DDH1 Limited (ASX:DDH) reached a non-bonding agreement to acquire Drilling business of Swick Mining Services Limited (ASX:SWK) for AUD 97.7 million on October 12, 2021. Under a Scheme of Arrangement Swick shareholders are to receive 0.2970 new DDH1 shares for each Swick share held. In addition, Swick shareholders will also receive Orexplore shares. DDH1 expects to issue approximately 84.2 million new DDH1 shares upon completion. Upon completion of the Proposed Transaction, Swick shareholders will own approximately 19.7% of the combined business. Proposed transaction values Swick Drilling Business at an enterprise value of AUD 115 million – 3.8x FY21 Drilling Business EBITDA and 6.7x FY21 Drilling Business Pro-Forma EBIT. Swick Drilling business reported EBITDA of AUD 30.4 million and EBIT of AUD 17.2 million for the financial year ended June 30, 2021. The Proposed Transaction is conditional on, among other things, negotiation of a binding Scheme Implementation Agreement between the parties, which is expected to occur shortly. Transaction is subject to various matters, including Finalizing and executing of a Scheme Implementation Agreement, for approval by DDH1 and Swick Boards, Securing regulatory approvals for the Proposed Transaction, Swick shareholder approval, Court approval and meeting other customary conditions; and Foreign Investment Review Board (FIRB) approval. Subject to entry into the Scheme Implementation Agreement, the Board of Swick intends to unanimously recommend the Proposed Transaction to shareholders (subject to no superior proposal and the independent expert recommending the Proposed Transaction).

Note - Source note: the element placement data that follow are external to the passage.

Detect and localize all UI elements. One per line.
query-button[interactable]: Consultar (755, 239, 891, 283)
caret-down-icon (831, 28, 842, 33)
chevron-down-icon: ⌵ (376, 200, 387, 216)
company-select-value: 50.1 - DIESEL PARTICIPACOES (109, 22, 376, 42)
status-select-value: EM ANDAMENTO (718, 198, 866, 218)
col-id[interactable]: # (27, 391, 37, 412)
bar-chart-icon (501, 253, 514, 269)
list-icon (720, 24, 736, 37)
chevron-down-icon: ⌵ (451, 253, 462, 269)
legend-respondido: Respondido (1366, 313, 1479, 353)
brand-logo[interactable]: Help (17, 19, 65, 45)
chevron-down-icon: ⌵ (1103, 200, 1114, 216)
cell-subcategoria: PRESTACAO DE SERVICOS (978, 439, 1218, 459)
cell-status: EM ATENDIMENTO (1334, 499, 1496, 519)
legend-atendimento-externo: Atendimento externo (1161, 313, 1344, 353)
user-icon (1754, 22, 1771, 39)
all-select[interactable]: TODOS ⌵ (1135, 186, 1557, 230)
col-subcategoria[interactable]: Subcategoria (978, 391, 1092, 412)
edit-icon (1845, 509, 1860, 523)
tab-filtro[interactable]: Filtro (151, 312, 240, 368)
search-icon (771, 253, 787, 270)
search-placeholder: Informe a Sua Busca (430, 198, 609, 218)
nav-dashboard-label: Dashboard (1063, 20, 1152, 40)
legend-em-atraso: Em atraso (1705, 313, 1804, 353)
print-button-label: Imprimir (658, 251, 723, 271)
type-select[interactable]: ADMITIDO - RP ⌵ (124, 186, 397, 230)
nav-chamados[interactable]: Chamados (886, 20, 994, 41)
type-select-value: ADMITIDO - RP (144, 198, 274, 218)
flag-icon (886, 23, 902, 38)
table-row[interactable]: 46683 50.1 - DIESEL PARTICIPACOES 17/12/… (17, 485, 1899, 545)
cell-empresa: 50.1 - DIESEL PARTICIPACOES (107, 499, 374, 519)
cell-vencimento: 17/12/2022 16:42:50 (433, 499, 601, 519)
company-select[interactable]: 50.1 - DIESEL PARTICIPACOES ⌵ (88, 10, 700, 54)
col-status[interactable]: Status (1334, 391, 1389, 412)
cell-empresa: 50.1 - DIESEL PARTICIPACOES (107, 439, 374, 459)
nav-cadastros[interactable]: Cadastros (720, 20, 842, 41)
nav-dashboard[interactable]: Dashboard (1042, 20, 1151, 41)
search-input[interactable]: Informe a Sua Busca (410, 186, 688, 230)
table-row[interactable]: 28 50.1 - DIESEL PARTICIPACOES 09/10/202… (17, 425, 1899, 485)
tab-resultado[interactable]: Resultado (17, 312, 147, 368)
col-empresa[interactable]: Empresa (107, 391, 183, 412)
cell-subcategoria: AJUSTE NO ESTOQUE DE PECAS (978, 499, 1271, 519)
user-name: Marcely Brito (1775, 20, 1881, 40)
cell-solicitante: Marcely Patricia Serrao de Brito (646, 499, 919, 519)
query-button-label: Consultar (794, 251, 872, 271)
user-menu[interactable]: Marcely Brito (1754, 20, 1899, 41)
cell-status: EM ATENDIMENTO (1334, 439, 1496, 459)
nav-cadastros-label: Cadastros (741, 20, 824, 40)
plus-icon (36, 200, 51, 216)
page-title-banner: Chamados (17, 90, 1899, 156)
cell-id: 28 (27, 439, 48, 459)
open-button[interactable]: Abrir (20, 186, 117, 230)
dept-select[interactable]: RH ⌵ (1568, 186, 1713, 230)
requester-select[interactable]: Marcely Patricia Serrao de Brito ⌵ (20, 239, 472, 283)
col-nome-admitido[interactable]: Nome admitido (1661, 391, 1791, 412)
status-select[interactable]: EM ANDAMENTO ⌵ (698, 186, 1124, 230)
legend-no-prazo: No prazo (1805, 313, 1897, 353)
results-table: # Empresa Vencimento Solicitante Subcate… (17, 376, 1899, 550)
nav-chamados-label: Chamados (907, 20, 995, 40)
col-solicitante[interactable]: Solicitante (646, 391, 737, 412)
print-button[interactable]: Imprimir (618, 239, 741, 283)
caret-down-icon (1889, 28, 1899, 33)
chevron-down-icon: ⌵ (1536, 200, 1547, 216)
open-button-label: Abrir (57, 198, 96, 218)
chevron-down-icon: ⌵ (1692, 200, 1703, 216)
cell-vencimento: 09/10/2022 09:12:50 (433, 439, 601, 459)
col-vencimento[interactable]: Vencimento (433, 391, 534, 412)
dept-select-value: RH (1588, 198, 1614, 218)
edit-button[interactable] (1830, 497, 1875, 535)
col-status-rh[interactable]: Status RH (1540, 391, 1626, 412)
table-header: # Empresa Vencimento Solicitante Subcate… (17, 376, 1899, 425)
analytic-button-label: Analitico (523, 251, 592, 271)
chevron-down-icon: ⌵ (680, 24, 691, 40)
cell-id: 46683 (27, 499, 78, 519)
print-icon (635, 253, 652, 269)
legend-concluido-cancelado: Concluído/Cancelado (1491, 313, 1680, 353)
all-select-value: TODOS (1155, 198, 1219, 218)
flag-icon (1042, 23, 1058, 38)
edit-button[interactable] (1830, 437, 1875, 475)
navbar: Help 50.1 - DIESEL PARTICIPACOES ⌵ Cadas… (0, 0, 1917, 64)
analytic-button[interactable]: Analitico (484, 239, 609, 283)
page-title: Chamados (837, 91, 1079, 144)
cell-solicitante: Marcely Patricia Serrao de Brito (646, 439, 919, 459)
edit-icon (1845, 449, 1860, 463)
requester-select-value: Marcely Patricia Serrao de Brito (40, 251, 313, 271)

The transaction is expected to occur following completion of the Orexplore demerger by Swick. The Proposed Transaction is expected to be approximately 10% - 15% earnings accretive based on DDH1 and Swick's FY21 performance and conservative synergies being achieved. Moelis Australia Securities Pty Ltd. acted as financial advisor and Clayton Utz acted as legal advisor to DDH1 Limited. Shaw and Partners Limited acted as financial advisor and HWL Ebsworth Lawyers Pty Ltd. acted as legal advisor to Swick Mining Services Limited. Jamie Litchen, Jonathan Sherman, James Lyle and Stacey Weltman of Cassels acted as legal advisor to DDH1. On 17, January 2022, Swick Mining Services Limited approved transaction. As on February, 7, 2022, Swick are pleased to announce that Swick has today lodged with the Australian Securities and Investment Commission (ASIC) a copy of the orders of the Supreme Court of Western Australia (Orders) approving the scheme of arrangement pursuant to which DDH1, through its wholly owned subsidiary DDH1 FinCo Pty Ltd, will acquire all of the shares in Swick. The Scheme is expected to be implemented on 16 February 2022, and on implementation, all eligible Swick shareholders will receive 0.2970 new DDH1 shares for each Swick share held on the Record Date of 9 February 2022.